O desporto foi uma novidade absoluta do século XX. É claro que sempre houve torneios para entretenimento das elites ou jogos populares para alegrar as festas domingueiras. Mas as actividades físicas regulamentadas abrangendo milhões de pessoas de todas as condições e ainda mais milhões a presenciar e a vibrar com as emoções competitivas nos estádios foram inauguradas na nossa época.
No século XIX, esgotadas por um labor manual intenso, clamaram as massas trabalhadoras por um suficiente tempo de descanso, lazer, convívio e cultura. Sonhavam os seus porta-vozes que, com descanso semanal alargado, férias pagas e estruturas apropriadas, as “classes baixas” pudessem tornar-se mais instruídas, conscientes, felizes e saudáveis – inclusive mediante uma prática física adequada.
A economia e o progresso técnico permitiram, em poucas décadas, libertar tempo disponível de não-trabalho. (Idem, de maneira forçada, para os presidiários e os desempregados, numerosos em tempo de crise.) Mas, um século passado, esse ideal parece ter-se tornado num problema: a não-ocupação de amplas populações seria um poderoso potenciador da marginalização social, da delinquência, da droga, do insucesso escolar. E o desporto, incentivado por eventos-espectáculo e pelo sucesso de campeões de origem social modesta, ao ser praticado pelas grandes massas, sobretudo juvenis, seria o antídoto possível contra esses males – tal como a escola.

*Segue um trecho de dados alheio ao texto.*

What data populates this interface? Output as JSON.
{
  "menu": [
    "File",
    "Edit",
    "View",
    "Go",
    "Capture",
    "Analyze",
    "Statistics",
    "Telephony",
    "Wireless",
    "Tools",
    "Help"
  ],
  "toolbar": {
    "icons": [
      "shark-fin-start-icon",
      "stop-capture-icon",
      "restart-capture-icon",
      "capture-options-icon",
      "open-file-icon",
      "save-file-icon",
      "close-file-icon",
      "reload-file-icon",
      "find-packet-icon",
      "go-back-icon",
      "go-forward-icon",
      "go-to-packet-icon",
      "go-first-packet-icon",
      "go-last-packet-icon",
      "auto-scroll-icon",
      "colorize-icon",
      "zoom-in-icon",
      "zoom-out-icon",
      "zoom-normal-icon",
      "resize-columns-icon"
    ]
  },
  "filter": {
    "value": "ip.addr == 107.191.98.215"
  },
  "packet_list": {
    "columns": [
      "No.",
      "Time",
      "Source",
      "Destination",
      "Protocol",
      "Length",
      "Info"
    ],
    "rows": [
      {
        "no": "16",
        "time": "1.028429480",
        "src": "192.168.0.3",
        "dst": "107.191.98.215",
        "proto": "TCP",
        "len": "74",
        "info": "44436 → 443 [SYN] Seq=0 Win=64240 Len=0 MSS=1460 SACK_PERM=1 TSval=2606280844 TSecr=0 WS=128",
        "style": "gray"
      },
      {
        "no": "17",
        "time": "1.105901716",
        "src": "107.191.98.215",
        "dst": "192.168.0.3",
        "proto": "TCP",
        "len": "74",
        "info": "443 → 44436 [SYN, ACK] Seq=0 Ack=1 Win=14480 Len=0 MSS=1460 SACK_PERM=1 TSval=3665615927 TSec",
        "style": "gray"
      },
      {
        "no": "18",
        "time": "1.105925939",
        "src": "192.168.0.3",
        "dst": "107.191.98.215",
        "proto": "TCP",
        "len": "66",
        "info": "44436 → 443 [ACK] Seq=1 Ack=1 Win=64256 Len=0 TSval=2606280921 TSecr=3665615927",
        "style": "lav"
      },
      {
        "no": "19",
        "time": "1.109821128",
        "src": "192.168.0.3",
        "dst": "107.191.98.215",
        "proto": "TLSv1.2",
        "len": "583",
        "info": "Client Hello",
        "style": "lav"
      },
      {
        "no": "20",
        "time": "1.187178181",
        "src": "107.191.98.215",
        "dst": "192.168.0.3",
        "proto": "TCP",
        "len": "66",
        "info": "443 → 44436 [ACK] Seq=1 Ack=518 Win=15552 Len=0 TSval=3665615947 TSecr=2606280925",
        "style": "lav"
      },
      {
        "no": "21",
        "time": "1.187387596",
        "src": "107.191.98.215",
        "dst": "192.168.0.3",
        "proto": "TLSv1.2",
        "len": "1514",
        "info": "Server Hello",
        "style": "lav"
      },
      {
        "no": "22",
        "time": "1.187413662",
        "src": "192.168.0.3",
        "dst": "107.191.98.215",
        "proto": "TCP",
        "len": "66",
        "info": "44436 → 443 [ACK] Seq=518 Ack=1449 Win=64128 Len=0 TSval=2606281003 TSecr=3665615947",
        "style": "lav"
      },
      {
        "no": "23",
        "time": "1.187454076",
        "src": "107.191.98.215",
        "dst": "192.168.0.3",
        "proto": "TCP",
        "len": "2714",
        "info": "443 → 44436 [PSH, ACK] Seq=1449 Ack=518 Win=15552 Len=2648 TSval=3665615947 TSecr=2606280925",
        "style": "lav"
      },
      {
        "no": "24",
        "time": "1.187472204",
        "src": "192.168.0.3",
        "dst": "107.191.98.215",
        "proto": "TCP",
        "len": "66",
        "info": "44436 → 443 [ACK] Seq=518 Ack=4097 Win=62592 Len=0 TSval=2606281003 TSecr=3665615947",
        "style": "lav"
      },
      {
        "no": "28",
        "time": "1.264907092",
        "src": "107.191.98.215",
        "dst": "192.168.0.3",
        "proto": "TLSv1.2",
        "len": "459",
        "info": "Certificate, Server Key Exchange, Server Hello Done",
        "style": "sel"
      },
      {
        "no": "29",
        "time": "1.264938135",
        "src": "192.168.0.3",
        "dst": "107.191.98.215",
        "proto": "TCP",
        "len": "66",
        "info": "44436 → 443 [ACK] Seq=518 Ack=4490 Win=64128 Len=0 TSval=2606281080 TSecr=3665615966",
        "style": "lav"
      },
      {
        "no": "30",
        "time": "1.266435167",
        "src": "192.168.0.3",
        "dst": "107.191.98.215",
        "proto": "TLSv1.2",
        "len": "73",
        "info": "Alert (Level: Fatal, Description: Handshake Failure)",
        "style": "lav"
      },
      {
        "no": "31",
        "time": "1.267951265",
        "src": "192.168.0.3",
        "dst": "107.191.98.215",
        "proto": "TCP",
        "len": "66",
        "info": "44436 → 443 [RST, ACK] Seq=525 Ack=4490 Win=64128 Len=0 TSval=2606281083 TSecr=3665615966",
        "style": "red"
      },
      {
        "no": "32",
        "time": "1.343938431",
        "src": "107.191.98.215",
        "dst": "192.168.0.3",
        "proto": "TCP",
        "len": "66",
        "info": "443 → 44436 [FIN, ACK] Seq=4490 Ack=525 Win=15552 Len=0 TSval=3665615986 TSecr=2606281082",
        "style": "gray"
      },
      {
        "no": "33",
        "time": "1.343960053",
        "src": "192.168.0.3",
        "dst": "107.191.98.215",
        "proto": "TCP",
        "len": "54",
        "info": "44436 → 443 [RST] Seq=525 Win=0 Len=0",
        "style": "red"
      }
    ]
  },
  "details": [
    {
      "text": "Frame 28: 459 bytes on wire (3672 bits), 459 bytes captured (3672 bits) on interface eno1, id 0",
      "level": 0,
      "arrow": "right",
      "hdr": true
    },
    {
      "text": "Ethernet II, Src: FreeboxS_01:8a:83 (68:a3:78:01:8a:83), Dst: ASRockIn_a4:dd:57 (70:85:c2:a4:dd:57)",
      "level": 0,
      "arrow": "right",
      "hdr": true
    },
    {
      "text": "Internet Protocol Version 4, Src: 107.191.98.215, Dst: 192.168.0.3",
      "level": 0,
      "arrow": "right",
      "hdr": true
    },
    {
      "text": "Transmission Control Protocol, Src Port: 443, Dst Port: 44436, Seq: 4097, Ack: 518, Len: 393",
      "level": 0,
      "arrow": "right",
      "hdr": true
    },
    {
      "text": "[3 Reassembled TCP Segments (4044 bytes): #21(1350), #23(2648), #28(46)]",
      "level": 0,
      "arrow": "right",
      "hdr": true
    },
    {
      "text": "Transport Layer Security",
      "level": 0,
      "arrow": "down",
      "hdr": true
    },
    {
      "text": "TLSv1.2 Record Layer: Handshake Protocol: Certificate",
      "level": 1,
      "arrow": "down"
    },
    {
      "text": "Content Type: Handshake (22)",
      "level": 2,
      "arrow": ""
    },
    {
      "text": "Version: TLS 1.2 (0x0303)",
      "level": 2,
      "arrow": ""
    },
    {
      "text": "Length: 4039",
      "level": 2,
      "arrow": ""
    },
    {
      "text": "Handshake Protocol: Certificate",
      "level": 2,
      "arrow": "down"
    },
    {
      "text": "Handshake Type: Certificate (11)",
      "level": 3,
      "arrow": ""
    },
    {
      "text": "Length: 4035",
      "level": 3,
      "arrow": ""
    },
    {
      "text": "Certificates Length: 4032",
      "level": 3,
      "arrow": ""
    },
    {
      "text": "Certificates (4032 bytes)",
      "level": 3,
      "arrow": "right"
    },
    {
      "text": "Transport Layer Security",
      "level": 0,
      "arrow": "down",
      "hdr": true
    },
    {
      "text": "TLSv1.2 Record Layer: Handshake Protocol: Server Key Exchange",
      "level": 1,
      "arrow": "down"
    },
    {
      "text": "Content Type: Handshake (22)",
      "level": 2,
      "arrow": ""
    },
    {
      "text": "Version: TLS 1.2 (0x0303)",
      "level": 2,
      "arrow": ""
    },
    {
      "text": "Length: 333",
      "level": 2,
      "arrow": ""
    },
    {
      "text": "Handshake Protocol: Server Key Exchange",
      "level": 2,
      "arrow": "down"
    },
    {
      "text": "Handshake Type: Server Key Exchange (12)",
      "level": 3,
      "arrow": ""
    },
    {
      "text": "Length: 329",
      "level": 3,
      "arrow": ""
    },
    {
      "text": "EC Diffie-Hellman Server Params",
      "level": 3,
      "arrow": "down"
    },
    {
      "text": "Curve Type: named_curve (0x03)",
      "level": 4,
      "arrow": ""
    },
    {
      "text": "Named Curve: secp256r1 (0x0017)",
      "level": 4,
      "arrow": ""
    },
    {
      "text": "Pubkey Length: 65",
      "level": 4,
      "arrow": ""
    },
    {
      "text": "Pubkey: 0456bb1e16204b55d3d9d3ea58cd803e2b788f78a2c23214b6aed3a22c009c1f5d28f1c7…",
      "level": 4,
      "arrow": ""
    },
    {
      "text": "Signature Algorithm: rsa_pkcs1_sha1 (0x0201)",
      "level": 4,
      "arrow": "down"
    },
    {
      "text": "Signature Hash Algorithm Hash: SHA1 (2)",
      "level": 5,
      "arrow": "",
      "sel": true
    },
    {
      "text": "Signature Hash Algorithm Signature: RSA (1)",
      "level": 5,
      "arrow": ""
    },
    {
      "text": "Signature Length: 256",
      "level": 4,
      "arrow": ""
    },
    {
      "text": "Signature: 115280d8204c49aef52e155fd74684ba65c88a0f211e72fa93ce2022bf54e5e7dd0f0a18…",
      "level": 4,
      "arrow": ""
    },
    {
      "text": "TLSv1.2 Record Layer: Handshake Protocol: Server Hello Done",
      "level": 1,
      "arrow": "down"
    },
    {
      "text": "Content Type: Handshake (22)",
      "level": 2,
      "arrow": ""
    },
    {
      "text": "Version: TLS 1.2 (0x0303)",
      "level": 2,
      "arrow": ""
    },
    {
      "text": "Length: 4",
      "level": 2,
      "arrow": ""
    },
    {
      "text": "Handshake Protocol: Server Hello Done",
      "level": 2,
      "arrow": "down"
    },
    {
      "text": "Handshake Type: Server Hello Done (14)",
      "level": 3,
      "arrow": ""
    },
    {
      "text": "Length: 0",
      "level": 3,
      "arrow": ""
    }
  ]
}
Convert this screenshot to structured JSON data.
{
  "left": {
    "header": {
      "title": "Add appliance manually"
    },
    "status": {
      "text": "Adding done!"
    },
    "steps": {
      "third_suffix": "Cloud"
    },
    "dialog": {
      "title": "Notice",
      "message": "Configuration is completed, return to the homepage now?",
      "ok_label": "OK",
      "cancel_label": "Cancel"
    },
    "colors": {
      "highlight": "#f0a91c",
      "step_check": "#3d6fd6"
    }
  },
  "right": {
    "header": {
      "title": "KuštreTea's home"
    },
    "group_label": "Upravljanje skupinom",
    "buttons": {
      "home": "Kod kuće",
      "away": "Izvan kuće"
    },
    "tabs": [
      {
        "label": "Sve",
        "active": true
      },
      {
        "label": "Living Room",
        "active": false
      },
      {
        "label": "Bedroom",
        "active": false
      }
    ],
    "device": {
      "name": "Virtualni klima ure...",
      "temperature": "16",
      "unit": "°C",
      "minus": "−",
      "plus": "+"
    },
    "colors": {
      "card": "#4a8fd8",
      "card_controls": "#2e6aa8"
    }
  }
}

As corridas (atléticas, de bicicletas, de automóveis, de veleiros, etc.), certas modalidades de pavilhão, o ténis e, sobretudo, o futebol tornaram-se mega-espectáculos desde o momento em que a televisão tomou conta da sua difusão urbi et orbi, e sobre esse fenómeno se edificou uma “indústria” apetitosa para muita gente.
Tivemos há pouco um campeonato europeu onde, a despeito do profissionalismo apátrida de todos os futebolistas, milhões de pessoas voltaram a deixar-se envolver pela paixão dos golos ou pelo desespero das oportunidades perdidas ou das derrotas nacionais inconsoláveis. Agora, Londres vai receber os seus terceiros Jogos Olímpicos, o acontecimento desportivo de mais alto valor simbólico, apesar do amadorismo do barão Pierre de Coubertin já ter passado à história e de uma organização desta dimensão poder arruinar as finanças, até de um país equilibrado e prudente como a Grã-Bretanha.
Queria alguém que fosse Cristiano Ronaldo o porta-bandeira português no desfile inaugural. Francamente!... O rapaz é um extraordinário atleta, mas também um dos profissionais mais bem pagos do mundo da bola e um desses ícones mediáticos que só valem pelo look, pré-fabricado. Seria do pior gosto possível misturar um dos maiores expoentes actuais do “negócio futebolístico” com o que resta de ideia de competição pacífica, universal, entre pessoas (e não entre países), de esforço de auto-superação e sem objectivos lucrativos que os Jogos Olímpicos, apesar de tudo, ainda procuram representar.